On 5/1/21 10:19 PM, Dan Aloni wrote:
On Fri, Apr 30, 2021 at 06:48:11PM -0700, Nick Desaulniers wrote:
On Fri, Apr 30, 2021 at 6:22 PM Linus Torvalds
0.92% libLLVM-12.so llvm::StringMapImpl::LookupBucketFor
^ wait a minute; notice how in your profile the `Shared Object` is
attributed to `libLLVM-12.so` while mine is `clang-13`? Clang can be
built as either having libllvm statically linked or dynamically; see
the cmake variables
I think those are frowned upon; useful for cutting down on developers
iteration speed due to not having to relink llvm when developing
clang. But shipping that in production? I just checked and it doesn't
look like we do that for AOSP's build of LLVM.
There's also `-DLLVM_ENABLE_LTO=Thin` that enables LTO for building LLVM
and Clang themselves, considered they can be bootstrapped like this
using a previous version of Clang. Combining that with a non-shared
library build mode for both Clang and LLVM, the result is possibly the
fastest and most optimized build that is achievable.
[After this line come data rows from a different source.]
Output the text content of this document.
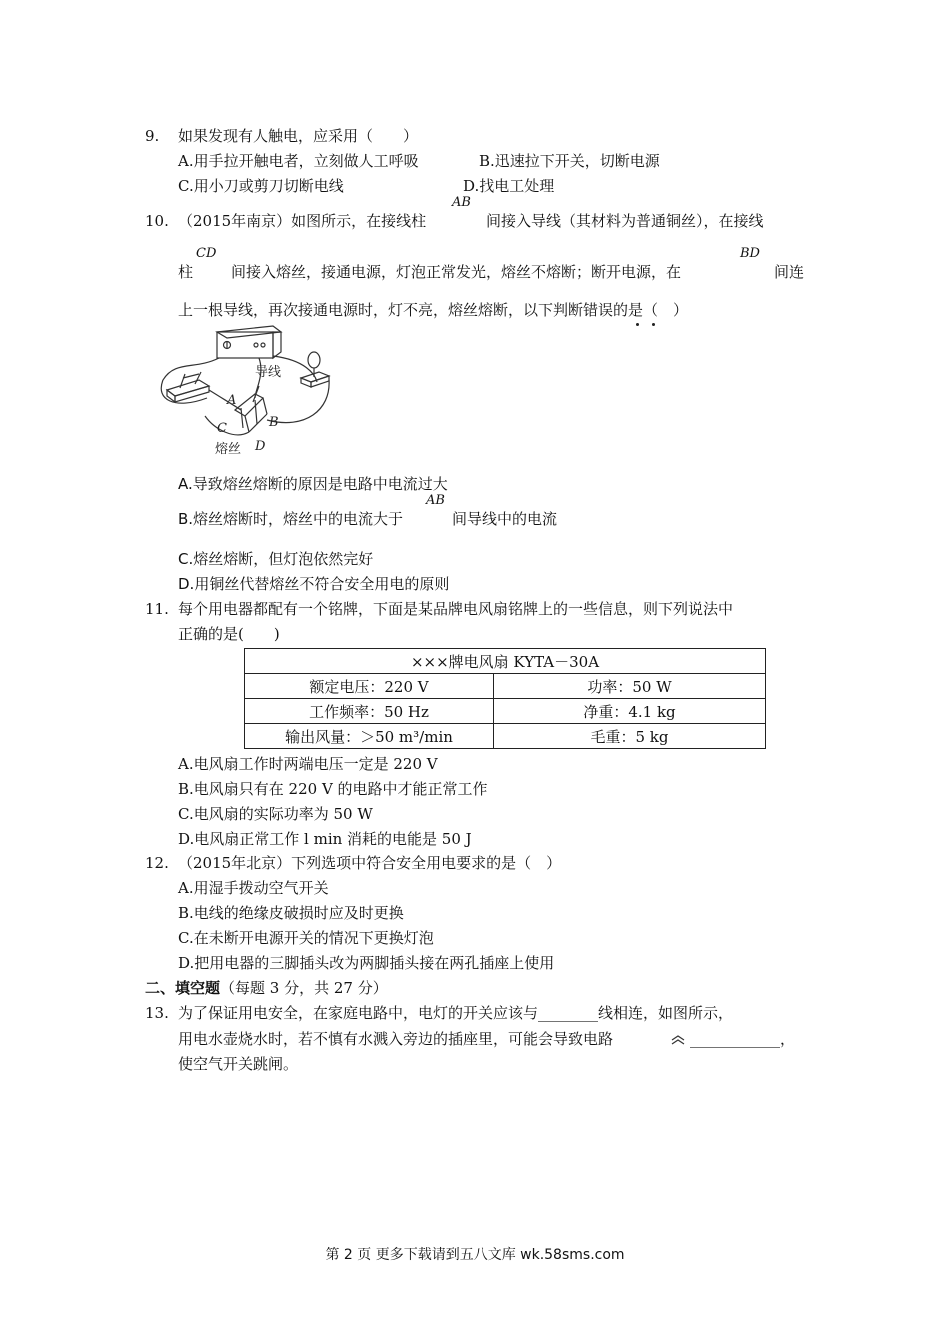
9. 如果发现有人触电，应采用（　　）
A.用手拉开触电者，立刻做人工呼吸	B.迅速拉下开关，切断电源
C.用小刀或剪刀切断电线	D.找电工处理
10. （2015年南京）如图所示，在接线柱
AB
间接入导线（其材料为普通铜丝），在接线
柱
CD
间接入熔丝，接通电源，灯泡正常发光，熔丝不熔断；断开电源，在
BD
间连
上一根导线，再次接通电源时，灯不亮，熔丝熔断，以下判断错误的是（　）
导线
A
B
C
D
熔丝
A.导致熔丝熔断的原因是电路中电流过大
B.熔丝熔断时，熔丝中的电流大于
AB
间导线中的电流
C.熔丝熔断，但灯泡依然完好
D.用铜丝代替熔丝不符合安全用电的原则
11. 每个用电器都配有一个铭牌，下面是某品牌电风扇铭牌上的一些信息，则下列说法中
正确的是(　　)
×××牌电风扇 KYTA－30A	
额定电压：220 V	功率：50 W
工作频率：50 Hz	净重：4.1 kg
输出风量：＞50 m³/min	毛重：5 kg
A.电风扇工作时两端电压一定是 220 V
B.电风扇只有在 220 V 的电路中才能正常工作
C.电风扇的实际功率为 50 W
D.电风扇正常工作 l min 消耗的电能是 50 J
12. （2015年北京）下列选项中符合安全用电要求的是（　）
A.用湿手拨动空气开关
B.电线的绝缘皮破损时应及时更换
C.在未断开电源开关的情况下更换灯泡
D.把用电器的三脚插头改为两脚插头接在两孔插座上使用
二、填空题（每题 3 分，共 27 分）
13. 为了保证用电安全，在家庭电路中，电灯的开关应该与________线相连，如图所示，
用电水壶烧水时，若不慎有水溅入旁边的插座里，可能会导致电路	____________，
使空气开关跳闸。
第 2 页 更多下载请到五八文库 wk.58sms.com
Unfortunately I
see distributions neglecting to enable this in packaging this as well.
On a side note, I'm also a Fedora user and agree with Linus about this.
I'd like to see an opt-in bypass of the shared library policy via
something like `dnf install clang-optimized` that would install the
fastest and most optimized Clang build regardless of RPM install size.
I have experimented with creating a static version of clang in the past,
but never really found a solution I liked enough to upstream into Fedora.
e.g. This solution that we're using to bootstrap clang in our internal
clang-as-the-default-cc Fedora buildroots that we use for testing.
If someone could file a bug against the clang package in Fedora (or RHEL even)
with some data or other information that shows the downsides of the shared
build of of clang, that would be really helpful.